Fertility preservation for women with cancer tends to be a more involved process than it is for men, highlighting the importance of a multidisciplinary team. However, conversations regarding fertility may fall on a few select nurses or clinicians, giving them a heavy burden and possibly interfering with the best possible outcomes for the patient.
A research team at the Froedtert & Medical College of Wyoming led by Julia Olsen, MN, RN, CNL, recently created a standardized method of fertility preservation education and services for inpatient hematology/oncology patients.
“According to the National Cancer Institute, there are nearly 500,000 cancer survivors of reproductive age in the United States,” Olsen said in her presentation at the 2020 ONS Bridge virtual conference.
“We have multiple ways to effectively treat patients with cancer, whether it’s chemotherapy, radiation therapy, surgical interventions, or clinical trials, but we don’t always know how these therapies affect a patient’s fertility. Because of this, we have a duty to provide patients with options for fertility preservation so they can make the best decision for their care.”

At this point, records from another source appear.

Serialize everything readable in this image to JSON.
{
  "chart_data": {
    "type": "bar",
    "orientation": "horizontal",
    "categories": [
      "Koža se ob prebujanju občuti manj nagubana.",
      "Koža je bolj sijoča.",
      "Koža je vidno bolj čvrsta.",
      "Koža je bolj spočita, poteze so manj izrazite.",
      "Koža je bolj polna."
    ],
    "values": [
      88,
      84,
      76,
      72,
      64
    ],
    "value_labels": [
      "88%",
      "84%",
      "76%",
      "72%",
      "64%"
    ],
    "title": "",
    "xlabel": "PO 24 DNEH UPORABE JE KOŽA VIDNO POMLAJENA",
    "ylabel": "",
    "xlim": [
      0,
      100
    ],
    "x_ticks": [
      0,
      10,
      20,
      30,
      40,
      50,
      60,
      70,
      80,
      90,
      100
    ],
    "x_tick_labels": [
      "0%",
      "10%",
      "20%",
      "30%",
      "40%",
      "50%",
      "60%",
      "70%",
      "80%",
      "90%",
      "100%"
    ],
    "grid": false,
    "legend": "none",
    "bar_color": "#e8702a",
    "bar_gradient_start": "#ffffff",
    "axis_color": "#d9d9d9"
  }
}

The method that Olsen and her team developed included:
- Handouts/educational resources
- Structured consultants by designated staff members with standardized documentation
- Coordination with the andrology lab and courier services
- Collaboration with the interdisciplinary team
While the plan can be used for both male and female patients, it may be more helpful to women, who tend to have a more complicated – and costly – experience.
Women must be referred to a reproductive medicine center, where they undergo oocyte retrieval procedures and hormone therapy, which could delay cancer treatment by 3 to 4 weeks. This process – plus the egg storage fee – can cost $8,000 to $10,000.
Men, on the other hand, typically use sperm cryopreservation (also known as “sperm freezing” or “sperm banking”). Collection can be completed by any site, inpatient or outpatient, or reproductive medicine center, and it does not delay treatment. Their cost is about $500, according to Olsen.
The goal of the study was to standardize the fertility-related information that patients received, while ensuing that they got the best, most up-to-date materials. Olsen wanted to be sure that patients understood the risks and benefits of fertility preservation procedures, and then make an educated decision for themselves.
“Some key takeaways of this new process [include] pre-treatment discussions with patients regarding fertility preservation is best practice, and should always be completed having a standardized method for providing education and services,” Olson said.
Olson also explained that the project pointed out some flaws in the system that was being used.
“We have identified some opportunities [for improvement] since beginning this new process,” she said. “The first is that there’s a knowledge gap outside of hematology and oncology. Fertility preservation is not specific to oncology. There may be other needs in other areas of the hospital. But there is a lack of knowledge that this service exists and that it could be completed for patients in need.”
Looking ahead, Olson also said that the procedures her team developed could be beneficial in the pediatric setting.
“We’ve also identified that there is an opportunity to collaborate with the Children’s Hospital of Wisconsin’s patients that are pediatric oncology patients and later in life will transition to radiation hospital for care if necessary.”